Universal provided three steel legs to set in the concrete base. Each leg is numbered and is to be set in a specific pattern. The screw holes on the base legs didn't quite match up with the holes in the bottom section of tower. Much cursing and a large mallet later, everything was connected. I set the base/bottom tower section into the hole and it immediately sank into the clay. Universal's drawing showed the base legs resting on the bottom of the hole with the bottom of the hinges 1 inch above the top of the concrete. I had to rig some 2x4 cross supports to lift the tower up so the hinges would be at the right height, but this left the legs unsupported at the bottom of the hole. I used zip ties to attach an inexpensive small level on each side of the bottom tower section and set temporary guy lines using tent stakes and para cord.
The concrete plant 4 blocks south of my house delivered 1.5 yards of concrete for just under $150. A heck of a deal. The truck was able to back into the yard allowing me to make a continuous pour. Unfortunately, because the bottom of the base legs were not fixed in the hole the mass of the concrete hitting them caused a slight shift of the base/bottom tower section. No matter what I tried I was unable to get the assembly fully centered in the concrete. After awhile I gave up trying to move it sideways and concentrated on making sure everything was level.

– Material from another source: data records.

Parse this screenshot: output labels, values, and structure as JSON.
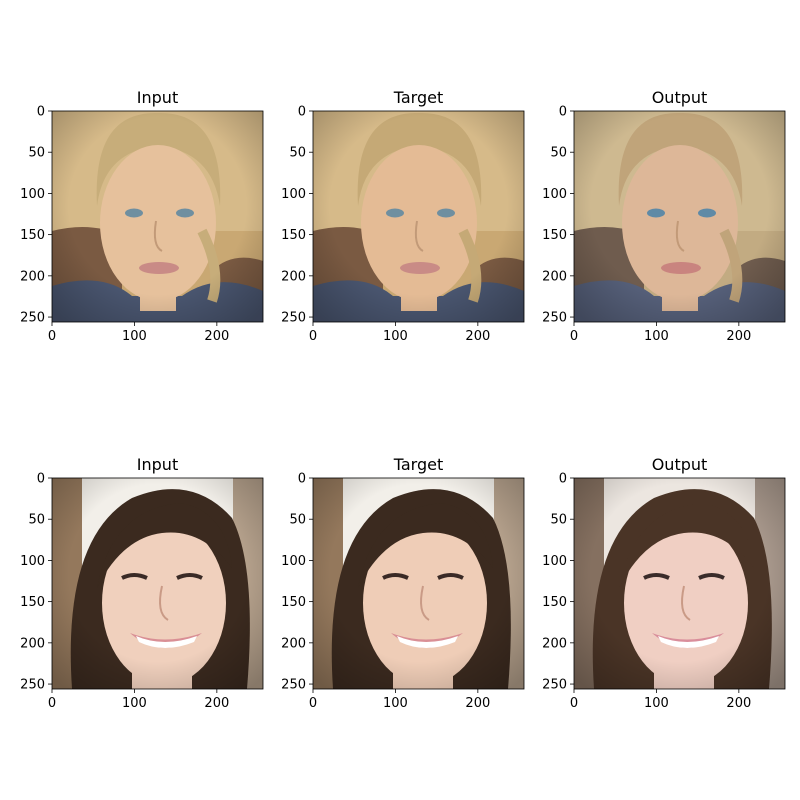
{
  "figure": {
    "rows": [
      {
        "panels": [
          {
            "title": "Input",
            "palette": {
              "bg": "#c9a873",
              "bg2": "#e0c99a",
              "skin": "#e6c19c",
              "hair": "#c7ad7a",
              "shirt": "#4a5670",
              "chair": "#7a5a42",
              "eyes": "#6f8fa0",
              "lips": "#c98b86"
            }
          },
          {
            "title": "Target",
            "palette": {
              "bg": "#c9a873",
              "bg2": "#e0c99a",
              "skin": "#e4bb95",
              "hair": "#c5a976",
              "shirt": "#4a5670",
              "chair": "#7a5a42",
              "eyes": "#6f8fa0",
              "lips": "#c98b86"
            }
          },
          {
            "title": "Output",
            "palette": {
              "bg": "#c2ab82",
              "bg2": "#d9c49d",
              "skin": "#ddb798",
              "hair": "#c0a47a",
              "shirt": "#56607a",
              "chair": "#6f5c4e",
              "eyes": "#5f8aa6",
              "lips": "#c9847f"
            }
          }
        ]
      },
      {
        "panels": [
          {
            "title": "Input",
            "palette": {
              "bg": "#8a6a4c",
              "bg2": "#f2efe9",
              "skin": "#f0d0bd",
              "hair": "#3b2a1f",
              "shirt": "#5a4334",
              "chair": "#6b4d36",
              "eyes": "#3a2a26",
              "lips": "#d98f95"
            }
          },
          {
            "title": "Target",
            "palette": {
              "bg": "#8a6a4c",
              "bg2": "#f2efe9",
              "skin": "#efcdb7",
              "hair": "#3b2a1f",
              "shirt": "#5a4334",
              "chair": "#6b4d36",
              "eyes": "#3a2a26",
              "lips": "#d98f95"
            }
          },
          {
            "title": "Output",
            "palette": {
              "bg": "#7a6352",
              "bg2": "#ece6e0",
              "skin": "#f0cfc3",
              "hair": "#4a3426",
              "shirt": "#5a463a",
              "chair": "#6a5040",
              "eyes": "#3a2c2a",
              "lips": "#d98e9b"
            }
          }
        ]
      }
    ],
    "axes": {
      "x_ticks": [
        0,
        100,
        200
      ],
      "y_ticks": [
        0,
        50,
        100,
        150,
        200,
        250
      ],
      "x_range": [
        0,
        256
      ],
      "y_range": [
        0,
        256
      ]
    }
  }
}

I waited 16 days from the day the concrete was poured to have a tower party. I attached the mast to the top section and ran into another problem. There were threaded screw points welded into the top tower section but there were no holes in the mast. I wanted more support for the mast than just lateral pressure from two screws. I drilled two holes through the mast that would line up with the screw points in the top section. But the supplied hex lag bolts were too short to pass all the way through the mast. The only hex lag bolts I could find were not threaded the full length of the bolt. I ended up using a carriage bolt on the bottom hole, passing the screw all the way through the mast to the other side of the top tower section. For the top screw I used the supplied bolt and tightened it down hard to keep the mast from flapping around. I also added a nut on each screw, tightened against the screw point to keep everything locked in place.
Some ham buddies came over and helped me connect the sections and set the tower up. We had a difficult time connecting the top and middle sections of tower. I sprayed the joints with white lithium grease to act as a lubricant and anti-oxidant but that didn't really help the alignment. Much grunting and threats of violence finally got one set of holes to line up. Once the first bolt was set the other two were fairly easy. I removed the four bolts necessary to fold over the bottom tower section. Attaching the top/middle tower sections to the base was easy since it was set in concrete. We then attached the coax to the antennas and ran it down the in side of the tower zip tying about every foot. We walked the tower up easily and I secured the four bolts. Then we discovered that the TV antenna wasn't unfolded all the way. The bolts came back out, we unfolded the tower, fixed the TV antenna, and set the tower back up.
Universal does not have a grounding kit for this antenna. I connected my copper ground wires to lugs and put them on the bolts that hold the base to the bottom section of tower. There was plenty of threads left for two washers and a nut.
All things considered I would buy another Universal tower. Knowing what I know now I would secure the base legs so they wouldn't move during the concrete pour. I would hire out the excavation (my back still hurts). I would connect the sections in order of base, middle, top for maximum leverage. I would probably do what I did for securing the mast. I think Universal intended a mast to be attached through a thrust bearing and a rotor, not fixed. Now I just have to talk my wife into another tower for an HF beam.